When the dust settled, I washed my hands. That’s probably 30-40 minutes with HIV on both hands with all the small cracks around my cuticles and probably a small cut somewhere. That’s how we did it in those days.
So how did the freak out period start?
For me, it was when one of the UCLA immunologists was consenting a young gay man with pneumocystis pneumonia for a blood study during rounds. Two interns, two med students, and I stood around the bed just like you see on a TV show.

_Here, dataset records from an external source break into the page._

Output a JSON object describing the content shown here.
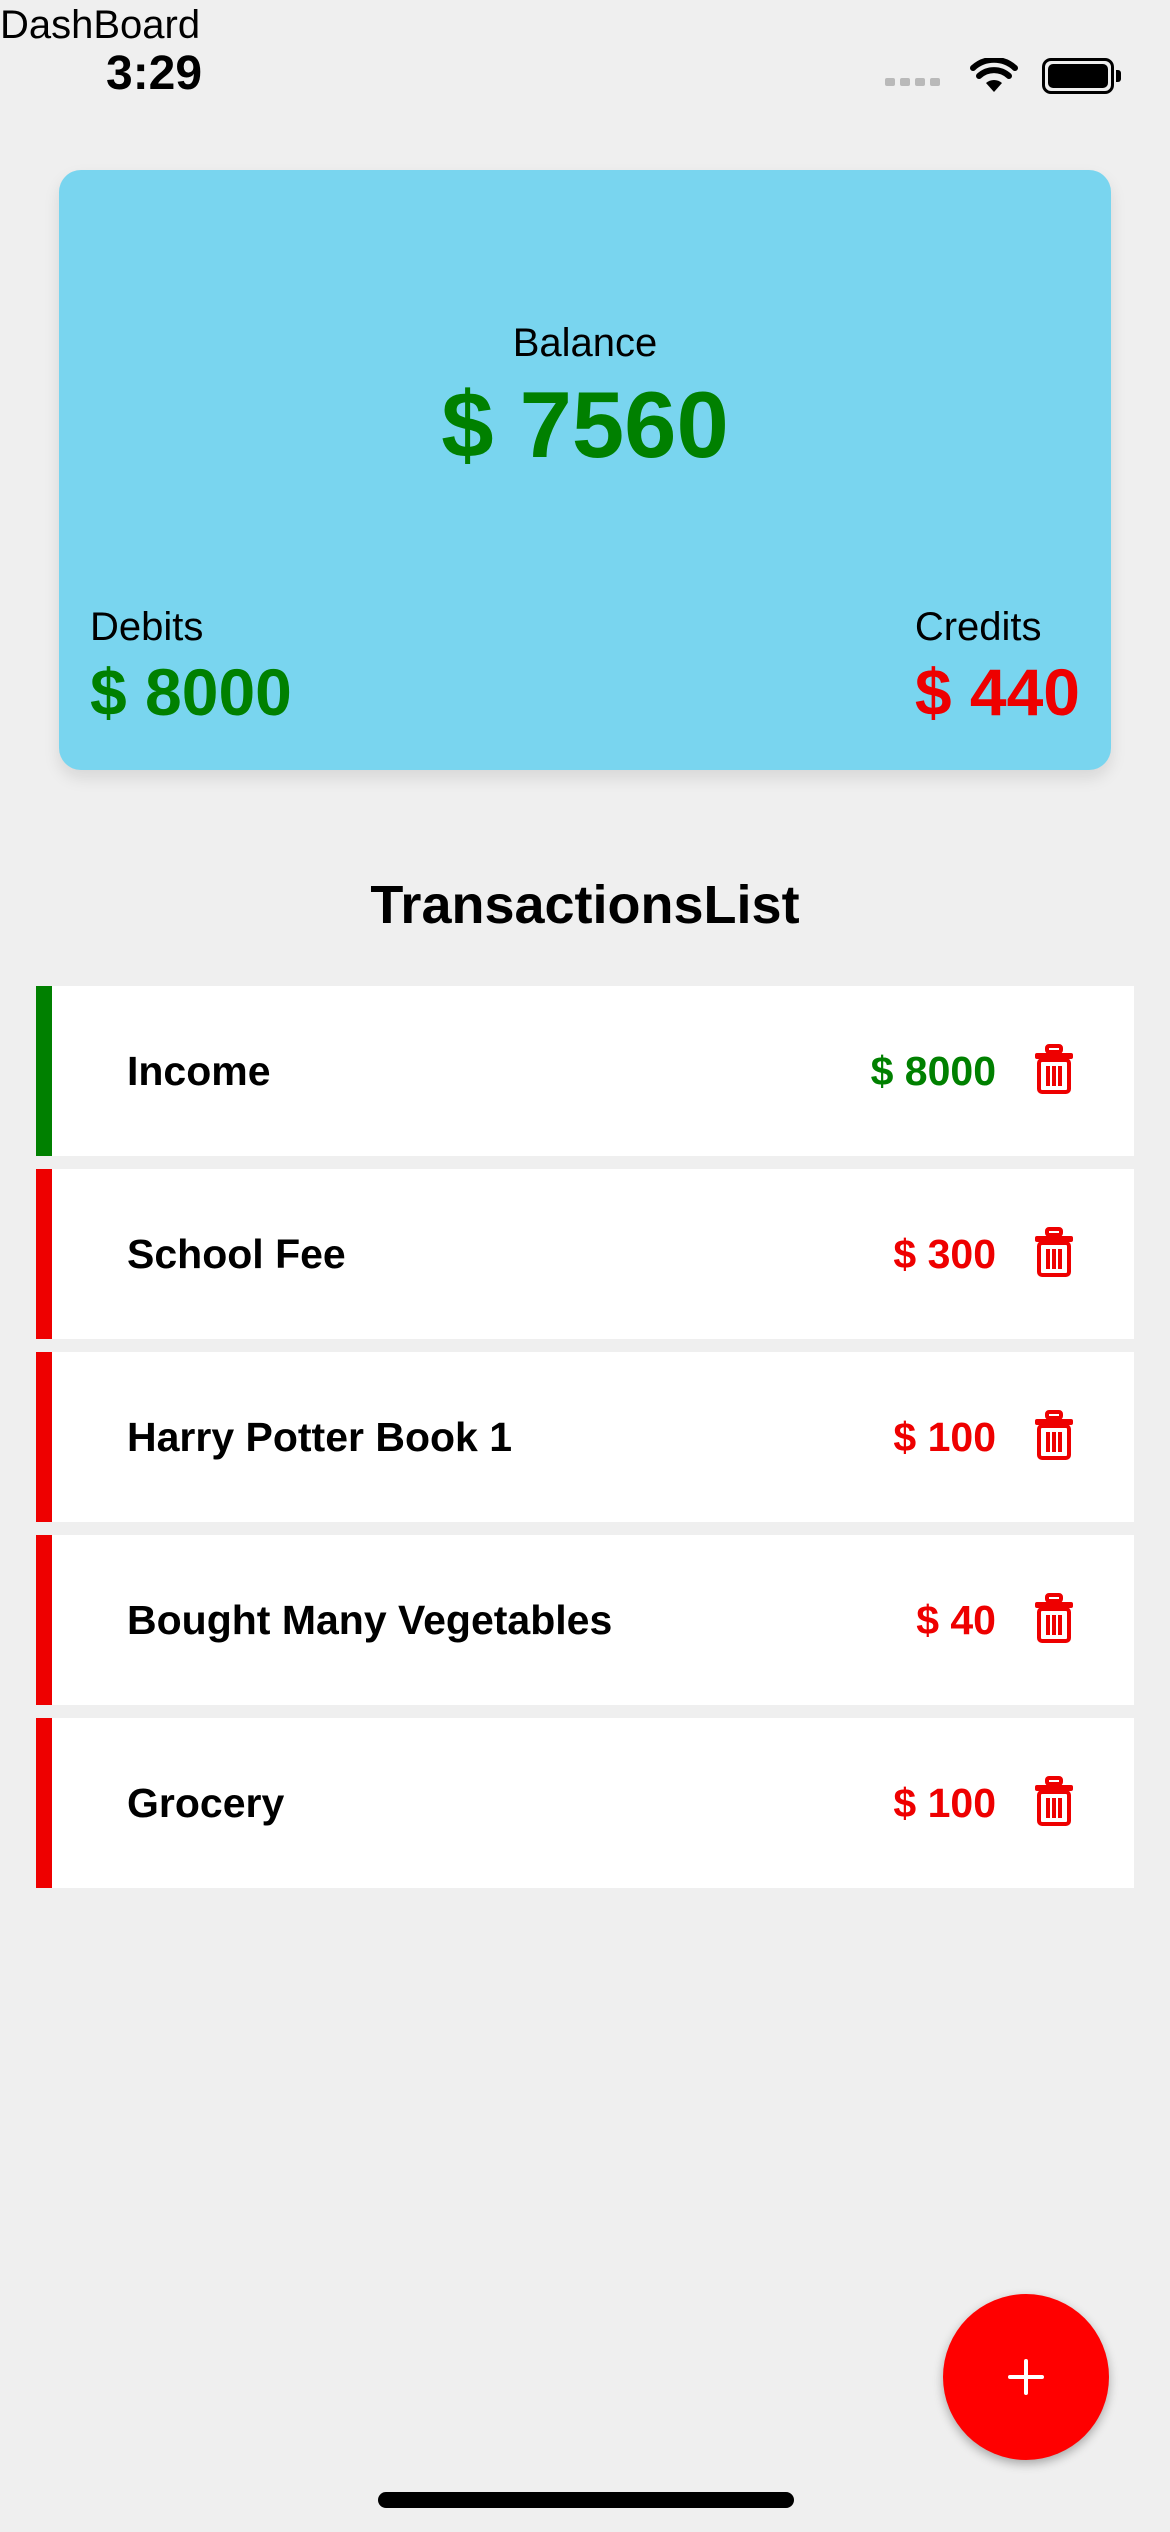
{
  "app": {
    "title": "DashBoard"
  },
  "status_bar": {
    "time": "3:29",
    "icons": [
      "signal-dots-icon",
      "wifi-icon",
      "battery-icon"
    ]
  },
  "summary": {
    "balance_label": "Balance",
    "balance_value": "$ 7560",
    "debits_label": "Debits",
    "debits_value": "$ 8000",
    "credits_label": "Credits",
    "credits_value": "$ 440"
  },
  "transactions": {
    "title": "TransactionsList",
    "items": [
      {
        "name": "Income",
        "amount": "$ 8000",
        "type": "income"
      },
      {
        "name": "School Fee",
        "amount": "$ 300",
        "type": "expense"
      },
      {
        "name": "Harry Potter Book 1",
        "amount": "$ 100",
        "type": "expense"
      },
      {
        "name": "Bought Many Vegetables",
        "amount": "$ 40",
        "type": "expense"
      },
      {
        "name": "Grocery",
        "amount": "$ 100",
        "type": "expense"
      }
    ],
    "delete_icon": "trash-icon"
  },
  "fab": {
    "icon": "plus-icon"
  },
  "colors": {
    "background": "#efefef",
    "card": "#79d5ef",
    "income": "#008000",
    "expense": "#ee0000",
    "fab": "#ff0000"
  }
}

The immunologist walked in and put on a gown and gloves. What was he doing? We were dressed as usual, white coats, that’s all. But he was gowned and gloved to just talk to this young man? On concluding the discussion, the immunologist gave the patient his pen to sign the consent form, handed one of the interns the blood vials to be drawn and sent to his lab, and then as he walked out the door, he threw his pen away.
He threw his pen away.
What the F***? HE THREW HIS PEN AWAY!
Not one of us missed that.
We looked at each other and it started to dawn on us. We began to remember every ungloved blood draw and procedure done in the past months and started freaking out. Within a week, there were boxes of gloves in every room, we were double gloving to start IVs, and we washed our hands after examining a patient as if we were going into the OR.
It was really terrible taking care of those poor patients. They were invariably young, very nice, very scared, with great friends and family. And we couldn’t do anything. We’d treat one infection and they’d be back in another month, 10 pounds lighter, with another infection. The Kaposi’s was horribly disfiguring and no amount of makeup could hide it.
In America today, we almost never see AIDS. The antivirals are so effective that the public seems to take HIV very lightly, like it’s getting herpes or something like that.